Which to me seems a little silly to have mUnicode (UTF-16), since it's defaulting to UTF-8 anyway. This is probably related to https://forums.mirc.com/ubbthreads.php/topics/223676/mirc-v7-1-languages-and-codepages
OO Updated by Oui Ouims 8 months ago · Edited
I'm trying to be informative, not argumentative. I do understand that you know what utf8/utf16 encoding are and where they (should be) are used.
In my previous message I already explained why you think mIRC is using utf8 to encode data when the unicode flag is not set, that's because you're using unicode character in non unicode environement (unicode flag not set), which results in mIRC using utf8 regardless, because that's about its best option, the other option would be to stop the script execution and report an error (you're asking it to use unicode in non unicode env)
Testing with $chr(169) is not a good test (read: it's a incorrect test, not proving anything) as that character can fit in a single byte even in utf8, byte 169. This character is not unicode in itself and exists in Latin-1.
I'll repeat once again, if you are not using the unicode flag and you get mIRC to write back data containing unicode code point > 255, it will utf8 encode them instead of reporting an error. mIRC is not 'treating anything as utf8' (this is extremely not well said and why I originally thought you are confused).
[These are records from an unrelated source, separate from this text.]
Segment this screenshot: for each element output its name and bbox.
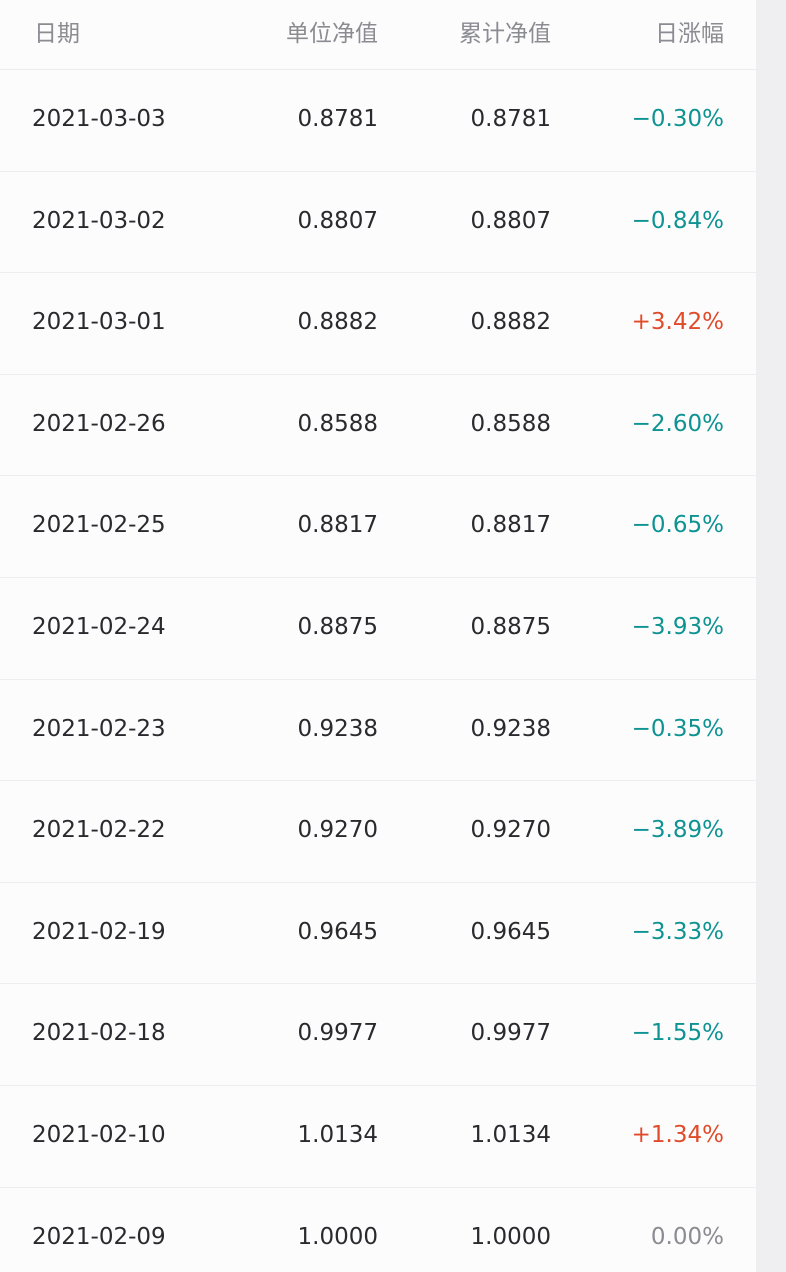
row-cumulative-nav: 1.0134 <box>470 1121 551 1148</box>
row-unit-nav: 0.8875 <box>297 613 378 640</box>
row-cumulative-nav: 0.8817 <box>470 512 551 539</box>
row-daily-change: −0.84% <box>631 207 724 234</box>
row-cumulative-nav: 1.0000 <box>470 1223 551 1250</box>
row-unit-nav: 0.8882 <box>297 309 378 336</box>
row-cumulative-nav: 0.8781 <box>470 106 551 132</box>
nav-history-table: 日期 单位净值 累计净值 日涨幅 2021-03-03 0.8781 0.8781 −… <box>0 0 756 1272</box>
row-unit-nav: 1.0000 <box>297 1223 378 1250</box>
row-date: 2021-02-19 <box>32 918 166 945</box>
header-daily-change[interactable]: 日涨幅 <box>655 21 724 47</box>
row-cumulative-nav: 0.9977 <box>470 1020 551 1047</box>
table-row[interactable]: 2021-02-18 0.9977 0.9977 −1.55% <box>0 984 756 1086</box>
row-unit-nav: 0.8807 <box>297 207 378 234</box>
table-body: 2021-03-03 0.8781 0.8781 −0.30% 2021-03-02 0.… <box>0 70 756 1272</box>
row-cumulative-nav: 0.8875 <box>470 613 551 640</box>
row-cumulative-nav: 0.9270 <box>470 817 551 844</box>
row-daily-change: −3.33% <box>631 918 724 945</box>
table-row[interactable]: 2021-03-03 0.8781 0.8781 −0.30% <box>0 70 756 172</box>
table-row[interactable]: 2021-02-09 1.0000 1.0000 0.00% <box>0 1188 756 1272</box>
scrollbar-track[interactable] <box>756 0 786 1272</box>
row-date: 2021-02-09 <box>32 1223 166 1250</box>
row-date: 2021-03-03 <box>32 106 166 132</box>
header-date[interactable]: 日期 <box>34 21 80 47</box>
row-daily-change: −3.89% <box>631 817 724 844</box>
row-date: 2021-02-22 <box>32 817 166 844</box>
header-cumulative-nav[interactable]: 累计净值 <box>459 21 551 47</box>
header-unit-nav[interactable]: 单位净值 <box>286 21 378 47</box>
row-date: 2021-02-18 <box>32 1020 166 1047</box>
row-daily-change: −0.35% <box>631 715 724 742</box>
row-daily-change: −0.65% <box>631 512 724 539</box>
table-row[interactable]: 2021-02-26 0.8588 0.8588 −2.60% <box>0 375 756 477</box>
table-row[interactable]: 2021-03-01 0.8882 0.8882 +3.42% <box>0 273 756 375</box>
row-unit-nav: 0.8588 <box>297 410 378 437</box>
table-header: 日期 单位净值 累计净值 日涨幅 <box>0 0 756 70</box>
row-cumulative-nav: 0.9645 <box>470 918 551 945</box>
table-row[interactable]: 2021-02-23 0.9238 0.9238 −0.35% <box>0 680 756 782</box>
row-cumulative-nav: 0.8882 <box>470 309 551 336</box>
row-unit-nav: 0.9270 <box>297 817 378 844</box>
row-unit-nav: 0.8817 <box>297 512 378 539</box>
row-cumulative-nav: 0.8807 <box>470 207 551 234</box>
table-row[interactable]: 2021-02-19 0.9645 0.9645 −3.33% <box>0 883 756 985</box>
table-row[interactable]: 2021-02-25 0.8817 0.8817 −0.65% <box>0 476 756 578</box>
table-row[interactable]: 2021-02-22 0.9270 0.9270 −3.89% <box>0 781 756 883</box>
row-daily-change: −0.30% <box>631 106 724 132</box>
row-unit-nav: 1.0134 <box>297 1121 378 1148</box>
row-date: 2021-03-01 <box>32 309 166 336</box>
row-unit-nav: 0.9238 <box>297 715 378 742</box>
row-daily-change: +3.42% <box>631 309 724 336</box>
row-daily-change: −1.55% <box>631 1020 724 1047</box>
table-row[interactable]: 2021-02-24 0.8875 0.8875 −3.93% <box>0 578 756 680</box>
row-daily-change: +1.34% <box>631 1121 724 1148</box>
row-daily-change: 0.00% <box>650 1223 724 1250</box>
row-cumulative-nav: 0.9238 <box>470 715 551 742</box>
row-unit-nav: 0.9977 <box>297 1020 378 1047</box>
row-date: 2021-03-02 <box>32 207 166 234</box>
row-date: 2021-02-25 <box>32 512 166 539</box>
row-cumulative-nav: 0.8588 <box>470 410 551 437</box>
row-date: 2021-02-10 <box>32 1121 166 1148</box>
table-row[interactable]: 2021-03-02 0.8807 0.8807 −0.84% <box>0 172 756 274</box>
row-date: 2021-02-24 <box>32 613 166 640</box>
table-row[interactable]: 2021-02-10 1.0134 1.0134 +1.34% <box>0 1086 756 1188</box>
row-date: 2021-02-26 <box>32 410 166 437</box>
row-daily-change: −3.93% <box>631 613 724 640</box>
row-unit-nav: 0.9645 <box>297 918 378 945</box>
row-daily-change: −2.60% <box>631 410 724 437</box>
row-date: 2021-02-23 <box>32 715 166 742</box>
row-unit-nav: 0.8781 <box>297 106 378 132</box>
To sum it up, you are mistesting, you should test with the character 'é', which exists in Latin-1 as byte 233, but in utf8 is encoded as two bytes é (195 169).
With the unicode flag not set, if you ask mIRC to evaluate $chr(233), it will/should write the single byte 233.
With the unicode flag set, it will send the two bytes 195 169 (é).
If you test this with an emoji with the unicode flag NOT set, because it's a codepoint > 255, you'll be in the context I described twice now, and mIRC WILL use utf8:
https://www.compart.com/en/unicode/U+1F600 it's 0xD83D 0xDE00 in utf16 aka you can evaluate $chr($base(D83D,16,10,2)) $+ $chr($base(DE00,16,10,2)) in mIRC to generate it.
Edit:
Which to me seems a little silly to have mUnicode (UTF-16), since it's defaulting to UTF-8 anyway
You are confused again, it does not default to UTF8, mUnicode is not silly.
Again, if mIRC 7.x were defaulting to utf8 with sendmessage, then asking mIRC to write to the mapped file the character é would always sends the two bytes é (195 169).
But if you don't use the unicode flag, it doesn't do that, it sends the single byte 233, so it does not default to utf8.